Given a few of these conditions:

• When you need a one-time update of your HTML files, and you know the structure is consistent.
• When you have a very small snippet of HTML.
• When you aren't dealing with an HTML file, but a similar templating engine (it can be very hard to find a parser in that case).
• When you want to change parts of the HTML, but not all of it - a parser, to my knowledge, cannot answer this request: it will parse the whole document, and save a whole document, changing parts you never wanted to change.

There's another practical reason for not using regular expressions to parse XML and HTML that has nothing to do with the computer science theory at all: your regular expression will either be hideously complicated, or it will be wrong.

For example, it's all very well writing a regular expression to match

<price>10.65</price>

But if your code is to be correct, then:

• It must allow whitespace after the element name in both start and end tag

• If the document is in a namespace, then it should allow any namespace prefix to be used

• It should probably allow and ignore any unknown attributes appearing in the start tag (depending on the semantics of the particular vocabulary)

• It may need to allow whitespace before and after the decimal value (again, depending on the detailed rules of the particular XML vocabulary).

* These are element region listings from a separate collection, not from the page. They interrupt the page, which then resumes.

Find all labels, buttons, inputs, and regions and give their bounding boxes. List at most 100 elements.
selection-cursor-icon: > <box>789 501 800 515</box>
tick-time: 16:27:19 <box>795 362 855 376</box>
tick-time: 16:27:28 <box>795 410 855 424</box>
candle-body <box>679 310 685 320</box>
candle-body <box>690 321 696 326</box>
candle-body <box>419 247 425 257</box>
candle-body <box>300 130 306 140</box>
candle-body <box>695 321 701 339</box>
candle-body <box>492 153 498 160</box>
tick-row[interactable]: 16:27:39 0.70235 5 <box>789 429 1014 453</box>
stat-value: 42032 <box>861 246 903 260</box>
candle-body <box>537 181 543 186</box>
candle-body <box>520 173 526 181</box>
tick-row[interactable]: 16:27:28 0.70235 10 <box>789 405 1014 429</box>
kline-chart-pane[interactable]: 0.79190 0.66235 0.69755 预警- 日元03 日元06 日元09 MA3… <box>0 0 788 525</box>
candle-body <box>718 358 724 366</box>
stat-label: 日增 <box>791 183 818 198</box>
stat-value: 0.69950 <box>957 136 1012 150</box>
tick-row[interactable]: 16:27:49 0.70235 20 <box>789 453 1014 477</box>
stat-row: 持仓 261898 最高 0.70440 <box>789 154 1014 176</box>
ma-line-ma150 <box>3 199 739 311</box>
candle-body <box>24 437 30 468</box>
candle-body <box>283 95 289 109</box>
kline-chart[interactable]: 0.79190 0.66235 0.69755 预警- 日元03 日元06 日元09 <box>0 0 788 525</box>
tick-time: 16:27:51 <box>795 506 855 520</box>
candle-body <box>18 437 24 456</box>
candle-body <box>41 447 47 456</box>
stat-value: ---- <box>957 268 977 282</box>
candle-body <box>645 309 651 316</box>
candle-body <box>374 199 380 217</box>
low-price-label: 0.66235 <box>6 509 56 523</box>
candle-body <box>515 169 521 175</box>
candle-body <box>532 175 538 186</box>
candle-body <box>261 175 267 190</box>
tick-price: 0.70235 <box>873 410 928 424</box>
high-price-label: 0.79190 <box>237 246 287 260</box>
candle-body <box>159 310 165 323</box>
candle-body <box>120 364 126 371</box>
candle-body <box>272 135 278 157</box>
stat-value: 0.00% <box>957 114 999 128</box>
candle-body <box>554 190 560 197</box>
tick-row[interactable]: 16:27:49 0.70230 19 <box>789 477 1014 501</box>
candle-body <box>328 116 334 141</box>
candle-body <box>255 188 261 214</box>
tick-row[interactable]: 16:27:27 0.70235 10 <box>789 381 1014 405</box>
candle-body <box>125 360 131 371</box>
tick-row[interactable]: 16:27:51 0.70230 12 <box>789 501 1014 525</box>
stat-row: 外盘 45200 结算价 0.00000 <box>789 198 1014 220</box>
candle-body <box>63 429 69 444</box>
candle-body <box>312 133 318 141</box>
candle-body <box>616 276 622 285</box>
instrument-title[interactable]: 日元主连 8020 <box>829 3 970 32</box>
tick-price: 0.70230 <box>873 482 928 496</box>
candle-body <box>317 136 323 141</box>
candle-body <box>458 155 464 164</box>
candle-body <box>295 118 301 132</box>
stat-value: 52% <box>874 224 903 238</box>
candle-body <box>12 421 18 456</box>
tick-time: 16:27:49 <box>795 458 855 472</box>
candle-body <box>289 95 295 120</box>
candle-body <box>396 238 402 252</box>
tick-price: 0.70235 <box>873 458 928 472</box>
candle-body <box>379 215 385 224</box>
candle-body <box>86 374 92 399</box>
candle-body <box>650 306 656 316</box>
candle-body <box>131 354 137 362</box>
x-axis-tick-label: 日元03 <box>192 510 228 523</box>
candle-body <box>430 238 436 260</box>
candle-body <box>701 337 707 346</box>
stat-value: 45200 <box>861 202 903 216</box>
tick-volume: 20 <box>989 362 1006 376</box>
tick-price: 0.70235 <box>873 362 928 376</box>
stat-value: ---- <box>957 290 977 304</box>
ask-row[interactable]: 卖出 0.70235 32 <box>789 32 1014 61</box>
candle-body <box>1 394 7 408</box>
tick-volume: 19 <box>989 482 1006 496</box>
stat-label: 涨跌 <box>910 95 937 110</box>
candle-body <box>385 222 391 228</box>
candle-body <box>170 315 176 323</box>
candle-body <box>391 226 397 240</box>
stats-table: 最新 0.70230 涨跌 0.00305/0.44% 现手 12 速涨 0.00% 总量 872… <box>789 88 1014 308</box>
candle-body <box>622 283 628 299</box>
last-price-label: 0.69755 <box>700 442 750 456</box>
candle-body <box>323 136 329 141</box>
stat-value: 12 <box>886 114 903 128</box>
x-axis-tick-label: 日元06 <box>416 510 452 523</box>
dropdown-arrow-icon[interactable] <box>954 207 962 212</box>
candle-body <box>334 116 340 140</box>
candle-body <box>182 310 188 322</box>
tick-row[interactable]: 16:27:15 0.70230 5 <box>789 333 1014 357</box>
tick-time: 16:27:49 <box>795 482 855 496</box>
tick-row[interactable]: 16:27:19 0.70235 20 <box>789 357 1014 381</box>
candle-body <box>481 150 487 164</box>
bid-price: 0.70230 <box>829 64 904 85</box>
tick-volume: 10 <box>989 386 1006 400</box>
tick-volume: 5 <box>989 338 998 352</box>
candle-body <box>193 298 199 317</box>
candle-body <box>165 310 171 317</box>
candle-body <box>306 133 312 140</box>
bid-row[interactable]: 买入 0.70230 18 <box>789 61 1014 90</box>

• It should not match something that looks like an element, but is actually in a comment or CDATA section (this becomes especially important if there is a possibility of malicious data trying to fool your parser).

• It may need to provide diagnostics if the input is invalid.

Of course some of this depends on the quality standards you are applying. We see a lot of problems on StackOverflow with people having to generate XML in a particular way (for example, with no whitespace in the tags) because it is being read by an application that requires it to be written in a particular way. If your code has any kind of longevity then it's important that it should be able to process incoming XML written in any way that the XML standard permits, and not just the one sample input document that you are testing your code on.